1 serving (100 grams) contains 200 calories, 4.0 grams of protein, 3.0 grams of fat, and 40.0 grams of carbohydrates.
Calories |
400 | ||
---|---|---|---|
% Daily Value* |
|||
Total Fat | 6 g | 7% | |
Saturated Fat | 2 g | 10% | |
Polyunsaturated Fat | 0 g | ||
Cholesterol | 0 mg | 0% | |
Sodium | 600 mg | 26% | |
Total Carbohydrates | 80 g | 29% | |
Dietary Fiber | 2 g | 7% | |
Sugars | 2 g | ||
protein | 8 g | 16% | |
Vitamin D | 0 mcg | 0% | |
Calcium | 20 mg | 1% | |
Iron | 2 mg | 11% | |
Potassium | 100 mg | 2% |
* Percent Daily Values are based on a 2,000 calorie diet.
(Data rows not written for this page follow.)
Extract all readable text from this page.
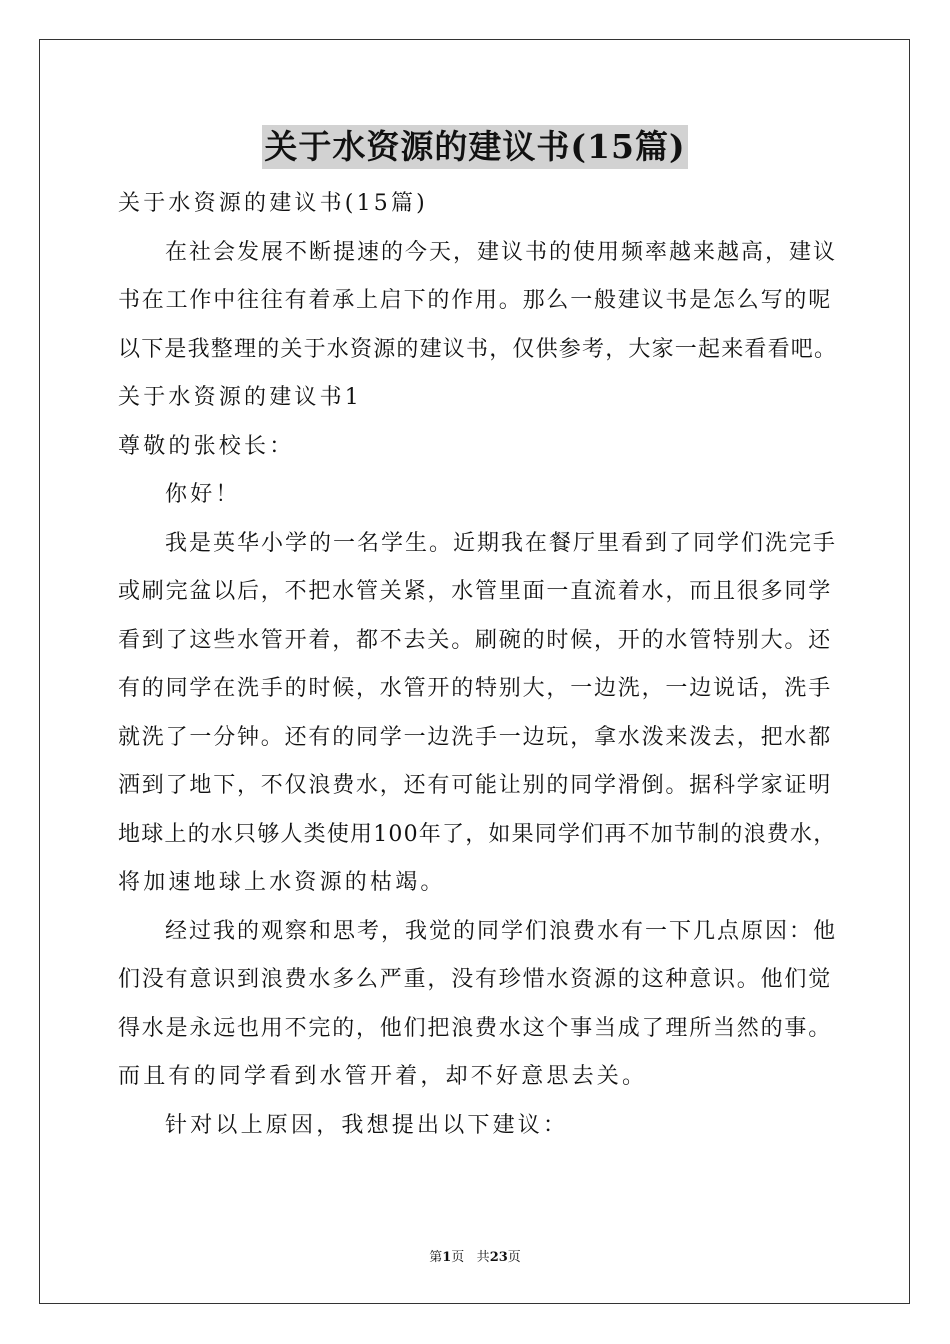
关于水资源的建议书(15篇)
关于水资源的建议书(15篇)
在社会发展不断提速的今天，建议书的使用频率越来越高，建议
书在工作中往往有着承上启下的作用。那么一般建议书是怎么写的呢
以下是我整理的关于水资源的建议书，仅供参考，大家一起来看看吧。
关于水资源的建议书1
尊敬的张校长：
你好！
我是英华小学的一名学生。近期我在餐厅里看到了同学们洗完手
或刷完盆以后，不把水管关紧，水管里面一直流着水，而且很多同学
看到了这些水管开着，都不去关。刷碗的时候，开的水管特别大。还
有的同学在洗手的时候，水管开的特别大，一边洗，一边说话，洗手
就洗了一分钟。还有的同学一边洗手一边玩，拿水泼来泼去，把水都
洒到了地下，不仅浪费水，还有可能让别的同学滑倒。据科学家证明
地球上的水只够人类使用100年了，如果同学们再不加节制的浪费水，
将加速地球上水资源的枯竭。
经过我的观察和思考，我觉的同学们浪费水有一下几点原因：他
们没有意识到浪费水多么严重，没有珍惜水资源的这种意识。他们觉
得水是永远也用不完的，他们把浪费水这个事当成了理所当然的事。
而且有的同学看到水管开着，却不好意思去关。
针对以上原因，我想提出以下建议：
第1页 共23页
Your daily values may be higher or lower depending on your calorie needs.
Half Cup of Java Rice is a flavorful, vibrant dish originating from Indonesian cuisine, known for its bold spices and aromatic ingredients. Typically prepared with steamed white or brown rice, it is infused with turmeric, garlic, shallots, and other seasonings, giving it a deep golden color and a rich, savory taste. This serving size provides a moderate amount of carbohydrates, making it an energizing option. The turmeric in Java Rice is celebrated for its anti-inflammatory and antioxidant properties, promoting overall health. However, depending on preparation, added oils or sodium levels can impact its nutritional profile. Pairing it with steamed vegetables or lean proteins can create a balanced meal. Often served as a side dish, its vibrant flavor complements grilled meats or tofu, making it a staple in Southeast Asian-inspired dining.